I think I have seen people do that, come to think of it. Would you recommend following suit and including it in there somewhere? Also, what function does it serve in this case?
If you are actually shipping a game, you might as well include it in your release package.
What function it serves is not 100% clear to me, that's why I will look into avoiding the dependency. My best guess is that the dependency is caused by some Visual C++ default setting. Instead of statically linking certain functionality, it is linked dynamically. The result is a smaller dll file which, however, depends on those Visual C++ runtimes.
For Linux, would you recommend also including those other libraries? My main concern here is, I don't want there to be an error that cannot be fixed, say if the application cannot start, it cannot report an error, either, but they don't know why - OR, Linux users are used to it and just add it at download and/or in a readme.
"Those other libraries" are most likely already present on most (updated) Linux clients. I only encountered problems with libGLEW (of which there are many different versions around) and libjpeg (because distributions like Fedora only know libjpeg-turbo) (note that in the current test release, they are not included because of a little mistake I made).
In case the other dependencies are not available, users will have to download them. It's not possible for you to include them I fear, most distributions only allow proper installation of things via their package manager. Your best guess is to include a list of dependencies which users need to make sure they have. The next JSFML test release will include those dependencies in the readme file.

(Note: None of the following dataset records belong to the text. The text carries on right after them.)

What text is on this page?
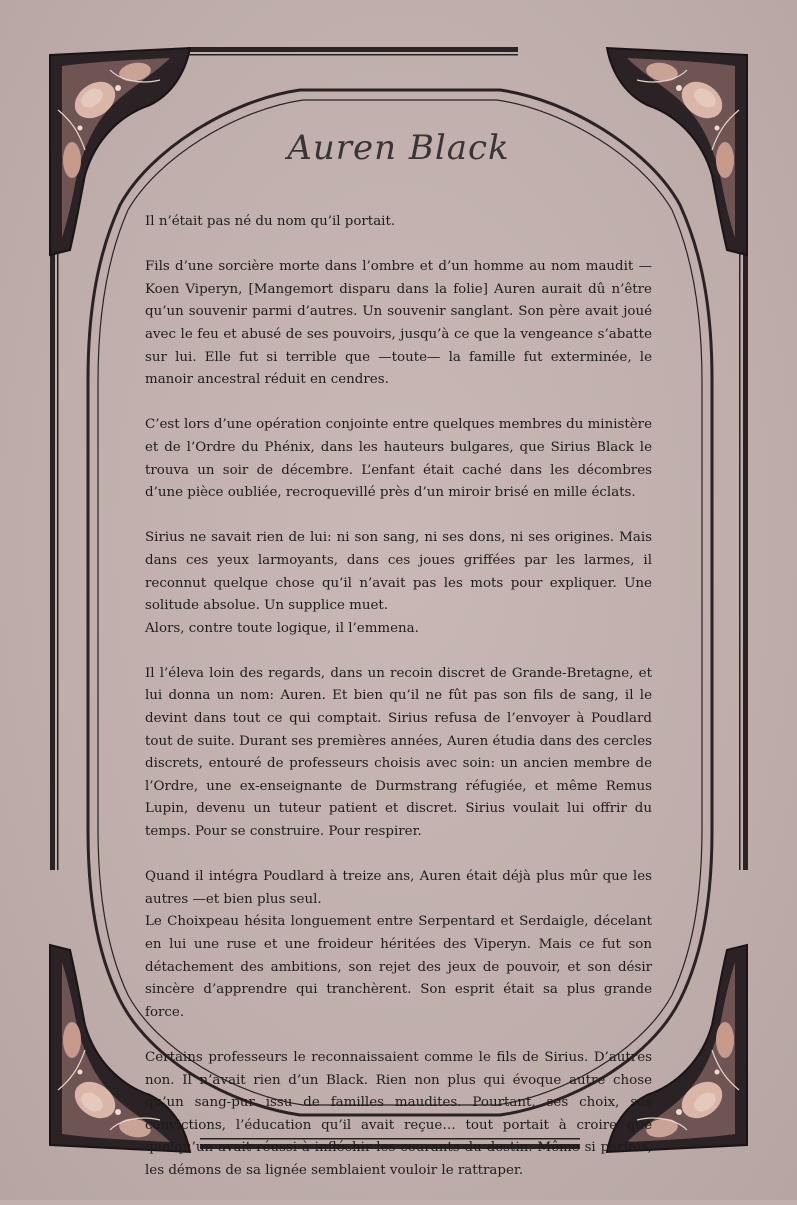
Auren Black

Il n’était pas né du nom qu’il portait.

Fils d’une sorcière morte dans l’ombre et d’un homme au nom maudit —Koen Viperyn, [Mangemort disparu dans la folie] Auren aurait dû n’être qu’un souvenir parmi d’autres. Un souvenir sanglant. Son père avait joué avec le feu et abusé de ses pouvoirs, jusqu’à ce que la vengeance s’abatte sur lui. Elle fut si terrible que —toute— la famille fut exterminée, le manoir ancestral réduit en cendres.

C’est lors d’une opération conjointe entre quelques membres du ministère et de l’Ordre du Phénix, dans les hauteurs bulgares, que Sirius Black le trouva un soir de décembre. L’enfant était caché dans les décombres d’une pièce oubliée, recroquevillé près d’un miroir brisé en mille éclats.

Sirius ne savait rien de lui: ni son sang, ni ses dons, ni ses origines. Mais dans ces yeux larmoyants, dans ces joues griffées par les larmes, il reconnut quelque chose qu’il n’avait pas les mots pour expliquer. Une solitude absolue. Un supplice muet.
Alors, contre toute logique, il l’emmena.

Il l’éleva loin des regards, dans un recoin discret de Grande-Bretagne, et lui donna un nom: Auren. Et bien qu’il ne fût pas son fils de sang, il le devint dans tout ce qui comptait. Sirius refusa de l’envoyer à Poudlard tout de suite. Durant ses premières années, Auren étudia dans des cercles discrets, entouré de professeurs choisis avec soin: un ancien membre de l’Ordre, une ex-enseignante de Durmstrang réfugiée, et même Remus Lupin, devenu un tuteur patient et discret. Sirius voulait lui offrir du temps. Pour se construire. Pour respirer.

Quand il intégra Poudlard à treize ans, Auren était déjà plus mûr que les autres —et bien plus seul.
Le Choixpeau hésita longuement entre Serpentard et Serdaigle, décelant en lui une ruse et une froideur héritées des Viperyn. Mais ce fut son détachement des ambitions, son rejet des jeux de pouvoir, et son désir sincère d’apprendre qui tranchèrent. Son esprit était sa plus grande force.

Certains professeurs le reconnaissaient comme le fils de Sirius. D’autres non. Il n’avait rien d’un Black. Rien non plus qui évoque autre chose qu’un sang-pur issu de familles maudites. Pourtant, ses choix, ses convictions, l’éducation qu’il avait reçue… tout portait à croire que quelqu’un avait réussi à infléchir les courants du destin. Même si parfois, les démons de sa lignée semblaient vouloir le rattraper.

Users do still get an error message, though. It would look similar to yours, and that is reportable. Besides, errors can also be caught on a Java level. If you wish to do that, the first thing you should do before using any JSFML objects in your application is this:
try {
SFMLNative.loadNativeLibraries();
} catch(JSFMLError err) {
//report the error into a log file, display a message dialog, whatever
}
That method is automatically executed anytime a "native" object is created. If you do it manually, you have the ability to catch any errors that occur.
Read about that, yes. Although... I had thought double clicking jars (on windows, not sure about mac), does not do it - opens it as text. Setting default program, perhaps. Anyway, is there any good cross platform way to detect the java installation ( jre) directory? I would go java -jar somejar.jar, but that only works with java on the path.
Double-clicking on JARs is a windows feature IIRC. On Macs, I have no idea, but most Linux systems will detect the JAR file as a zip and open it with an archive editor by default.
From waht I know, wherever Java is installed, "java" is on the classpath, so doing "java -jar game.jar" should be safe anywhere.